As you may already be aware, the Universal 2nd Factor (U2F) standard is a standard for 2nd-factor authentication which allows users to authenticate to web applications using a USB hardware token.

While reading up on this standard, I discovered that the Fast IDentity Online (FIDO) Alliance, which created the U2F standard, also has another standard they created around the same time called the Universal Authentication Framework (UAF), which seems very similar to U2F:

UAF and U2F, illustrated


These standards seem very similar, with the only significant difference being what authentication mechanism is used in step 2. However, further reading suggests that UAF allows for multiple different authentication mechanisms in step 2:

The passwordless FIDO experience is supported by the Universal Authentication Framework (UAF) protocol. In this experience, the user registers their device to the online service by selecting a local authentication mechanism such as swiping a finger, looking at the camera, speaking into the mic, entering a PIN, etc. The UAF protocol allows the service to select which mechanisms are presented to the user.

With this in mind, why is U2F even a separate standard from UAF in the first place? What's so different about U2F that warrants it being an entirely different standard rather than just another authentication mechanism for UAF?

  • See also: security.stackexchange.com/q/71590/29865 – Ajedi32 Feb 21 '17 at 16:08
  • In addition to the above mentioned link the U2F standard was finished before UAF and U2F devices were available. So if they tried to design U2F into UAF, they would not get in on the road (if it is even there, yet) – cornelinux Feb 21 '17 at 17:29

From a technical point of view, your question totally makes sense.

U2F and UAF were pushed by very different actors/players. UAF was backed (cough plagued cough) by biometrics companies and never took off for many reasons. U2F is a simpler no-nonsense solution that is now largely adopted by major web services providers like Facebook, Google services (including Gmail, Youtube, Google Ad, etc.), Github, Dropbox, FastMail, Dashlane, Salesforce, etc.

At first, there were no real all-in-on perspectives, but it may be different now. In fact, in the current draft of the next FIDO standard called "WebAuthN" (that used to be called FIDO 2.0 too) we can see as a non-messy UAF successor, FIDO U2F can be used as an "Attestation Statement Format" as you can see here: https://www.w3.org/TR/2017/WD-webauthn-20170216/

So your question makes sense and hopefully, in the future we are following this path.


In short, UAF will have a role as a single factor authentication.
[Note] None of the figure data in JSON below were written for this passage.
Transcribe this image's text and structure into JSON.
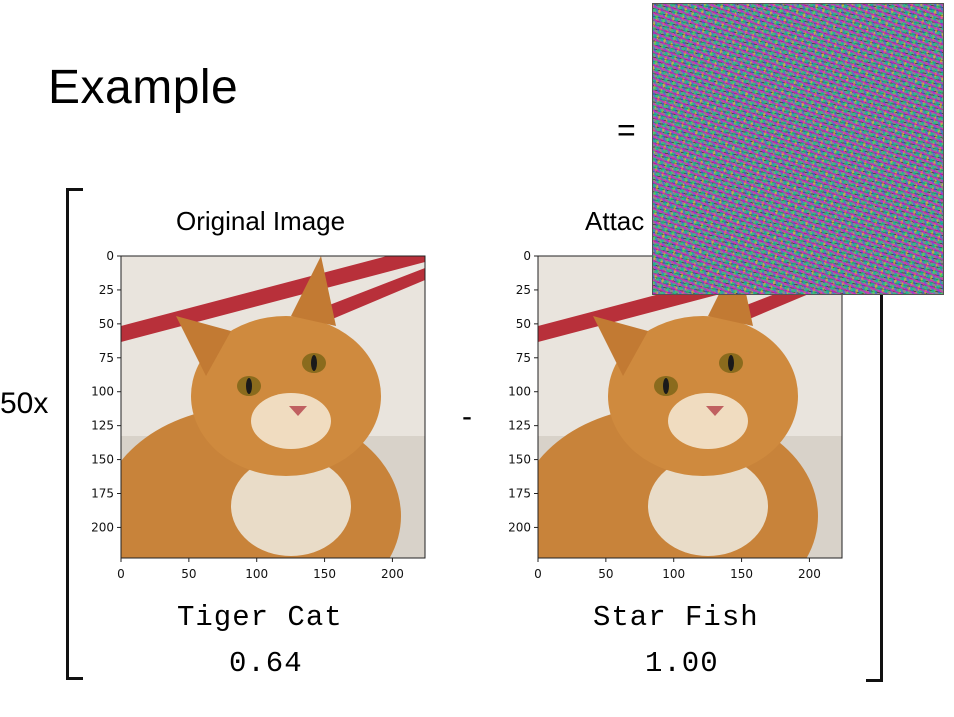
{
  "slide": {
    "title": "Example"
  },
  "operators": {
    "multiplier": "50x",
    "minus": "-",
    "equals": "="
  },
  "panels": [
    {
      "title": "Original Image",
      "class_label": "Tiger Cat",
      "confidence": "0.64"
    },
    {
      "title": "Attac",
      "class_label": "Star Fish",
      "confidence": "1.00"
    }
  ],
  "axes": {
    "y_ticks": [
      "0",
      "25",
      "50",
      "75",
      "100",
      "125",
      "150",
      "175",
      "200"
    ],
    "x_ticks": [
      "0",
      "50",
      "100",
      "150",
      "200"
    ]
  },
  "image": {
    "subject": "orange tabby cat photo"
  },
  "noise": {
    "description": "adversarial perturbation noise pattern"
  },
  "colors": {
    "text": "#000000",
    "cat_fur": "#c8833a",
    "stripe": "#b8303a"
  }
}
That is mainly achieved by biometrics in order to replace passwords, to replace "what you know" with "who you are," in addition to some crypto techniques like PKI.

U2F still has a role as a second-factor ("what you have") in addition to username/password ("what you know").

This property makes UAF completely different from U2F; that's why there are two standards. On the other hand, UAF has more operations than U2F which makes it more complex.